Cette arrogance des Maoris envers les Morioris n’a pas cessé depuis : en 1994, les Morioris déposèrent un nouveau recours devant le tribunal de Waitangi, demandant que leur soit reconnu le statut de peuple indigène. En 2001 seulement, le tribunal finit par leur donner raison ; ils obtinrent un droit de regard sur l’exploitation des ressources marines autour de leur archipel, mais en revanche, les Maoris, arcboutés sur leurs positions de colonialistes et d’envahisseurs, refusèrent tout acte de repentance. Finalement, le 14 février 2020, la Nouvelle-Zélande émit une demande formelle de pardon pour les souffrances endurées et versa aux Morioris une indemnité de 18 millions de dollars kiwis en compensation. Enfin les Morioris se virent attribuer les terres qui appartenaient jusqu’alors au gouvernement néo-zélandais –mais pas un mètre carré des terres détenues le plus illégalement du monde par les Maoris. Ceux-ci ne veulent toujours rien céder et surtout pas reconnaître leurs torts. Pire même, entre 2001 et 2020, ces derniers multiplièrent les actes d’incivilité envers la communauté moriorie, saccageant et vandalisant à qui mieux-mieux les sites sacrés des derniers Morioris.

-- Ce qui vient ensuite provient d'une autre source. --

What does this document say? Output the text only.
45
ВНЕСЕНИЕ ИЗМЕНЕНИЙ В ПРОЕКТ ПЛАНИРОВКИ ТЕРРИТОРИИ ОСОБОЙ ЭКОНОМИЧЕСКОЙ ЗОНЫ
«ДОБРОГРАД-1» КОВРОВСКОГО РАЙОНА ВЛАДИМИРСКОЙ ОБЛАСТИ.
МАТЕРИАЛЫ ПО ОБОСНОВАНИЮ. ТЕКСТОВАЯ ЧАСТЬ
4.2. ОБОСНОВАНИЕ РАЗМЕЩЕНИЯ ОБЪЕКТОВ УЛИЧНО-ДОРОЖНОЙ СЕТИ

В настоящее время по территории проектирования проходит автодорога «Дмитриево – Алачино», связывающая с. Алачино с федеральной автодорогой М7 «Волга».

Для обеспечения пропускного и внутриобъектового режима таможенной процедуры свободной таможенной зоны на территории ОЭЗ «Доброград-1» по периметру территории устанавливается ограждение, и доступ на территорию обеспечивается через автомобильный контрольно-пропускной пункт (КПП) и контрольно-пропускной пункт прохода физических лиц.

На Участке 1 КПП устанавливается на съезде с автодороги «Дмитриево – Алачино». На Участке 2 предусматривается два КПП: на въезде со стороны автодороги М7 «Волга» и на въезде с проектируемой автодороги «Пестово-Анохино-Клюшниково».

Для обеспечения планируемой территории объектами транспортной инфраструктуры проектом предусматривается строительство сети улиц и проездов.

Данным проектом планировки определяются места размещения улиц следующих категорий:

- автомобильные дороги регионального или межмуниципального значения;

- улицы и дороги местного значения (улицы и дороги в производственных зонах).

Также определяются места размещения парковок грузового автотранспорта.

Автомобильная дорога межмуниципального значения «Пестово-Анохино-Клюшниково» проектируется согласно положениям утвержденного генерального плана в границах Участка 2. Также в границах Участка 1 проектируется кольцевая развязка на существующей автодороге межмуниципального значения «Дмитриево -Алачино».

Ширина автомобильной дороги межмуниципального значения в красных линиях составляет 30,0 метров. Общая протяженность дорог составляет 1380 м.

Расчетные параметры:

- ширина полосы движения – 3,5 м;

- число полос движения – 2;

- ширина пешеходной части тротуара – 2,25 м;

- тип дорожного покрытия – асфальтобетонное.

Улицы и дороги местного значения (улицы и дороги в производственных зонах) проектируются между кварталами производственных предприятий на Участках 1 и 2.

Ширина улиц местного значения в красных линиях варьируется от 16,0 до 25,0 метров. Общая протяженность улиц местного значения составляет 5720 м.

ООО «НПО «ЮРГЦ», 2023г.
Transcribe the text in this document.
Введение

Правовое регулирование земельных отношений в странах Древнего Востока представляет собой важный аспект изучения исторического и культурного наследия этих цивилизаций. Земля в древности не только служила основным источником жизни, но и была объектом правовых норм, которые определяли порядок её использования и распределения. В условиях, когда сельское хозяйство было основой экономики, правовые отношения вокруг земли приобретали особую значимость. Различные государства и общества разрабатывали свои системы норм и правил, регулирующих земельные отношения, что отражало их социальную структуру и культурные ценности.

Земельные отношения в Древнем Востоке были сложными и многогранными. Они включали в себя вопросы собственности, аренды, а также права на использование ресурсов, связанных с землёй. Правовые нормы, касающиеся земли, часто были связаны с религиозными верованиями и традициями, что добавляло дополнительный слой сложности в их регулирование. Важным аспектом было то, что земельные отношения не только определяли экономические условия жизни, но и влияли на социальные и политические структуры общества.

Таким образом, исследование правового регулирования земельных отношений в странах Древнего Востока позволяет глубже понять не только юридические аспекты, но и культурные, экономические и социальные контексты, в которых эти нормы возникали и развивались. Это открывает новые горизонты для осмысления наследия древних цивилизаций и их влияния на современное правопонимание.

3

On voit que si les Maoris se posent volontiers, aujourd’hui encore, en victimes de la colonisation britannique, ils sont loin d’assumer leur rôle de bourreau d’un petit peuple voisin du leur... Faites ce que je dis, pas ce que je fais !
Deux héros Moriori
L’histoire a mémorisé deux personnages ayant joué un rôle clé dans la survie des ultimes Morioris. Hirawanu Tapu et Tommy Solomon.
Hirawanu Tapu
Hirawanu Tapu, parfois également appelé Maitarawai ou Taputehara Maitara (circa 1824- mai 1900) est né au sein d’une tribu avant l’invasion des Maoris. Il a onze ans lorsqu’il assiste au massacre des siens. Il est ensuite emmené à Kaingaroa comme esclave du chef Wiremu Kingi Meremere. Dans les années 1850, il épouse une Moriorie esclave elle aussi, Rohana Tini Waihe (décédée en 1915) et parvient à rentrer dans son île en 1860, après la mort de son maître. Il lit et parle alors Maori et Anglais (partiellement). Sur place, il se met au service des Morioris encore vivants pour faire du troc avec baleiniers et chasseurs de phoques. C’est lui qui devient l’écrivain du conseil Te Awapatiki, réunissant généalogies, contes, chants et légendes moriories. Tapu représenta son peuple lorsque celui-ci saisit les tribunaux pour récupérer ses terres en 1863. Il fut l’intermédiaire entre les ethnologues et les Morioris et il permit la rédaction d’un dictionnaire du vocabulaire moriori.
Il mourut de tuberculose en 1900 à l’âge (présumé) de 76 ans.
Tommy Solomon
Tommy Solomon, de son vrai nom Tame Horomona Rehe (7 mai 1884-19 mars 1933) était un fermier passant pour avoir été le dernier Moriori non métissé. Il grandit dans la réserve de Manukau aux Chatham, avec vingt-quatre autres Morioris. Il interrompit sa scolarité en 1897 pour aider son père aux travaux des champs. En 1900, il était l’un des douze derniers Morioris. Costaud, volontiers indiscipliné, il canalisait son énergie dans le rugby (quand il n’avait pas quelques soucis avec les forces de l’ordre...). En septembre 1903, il épousa une Maorie du clan Ngati Tahu et se forma à l’élevage des moutons. En 1915, ayant hérité de la ferme paternelle, il était un éleveur aisé de moutons, de chevaux et de bovins. Il s’enrichit d’autant plus qu’à chaque décès d’un des derniers Morioris, c’est lui qui héritait de ses biens ; sa femme décédée, il épousa la nièce de celle-ci qui lui donna cinq enfants.
Très impliqué dans la vie de sa communauté, il jouissait d’un grand prestige. Souffrant d’obésité, de santé fragile, il décéda à 48 ans seulement d’une crise cardiaque due à une pneumonie.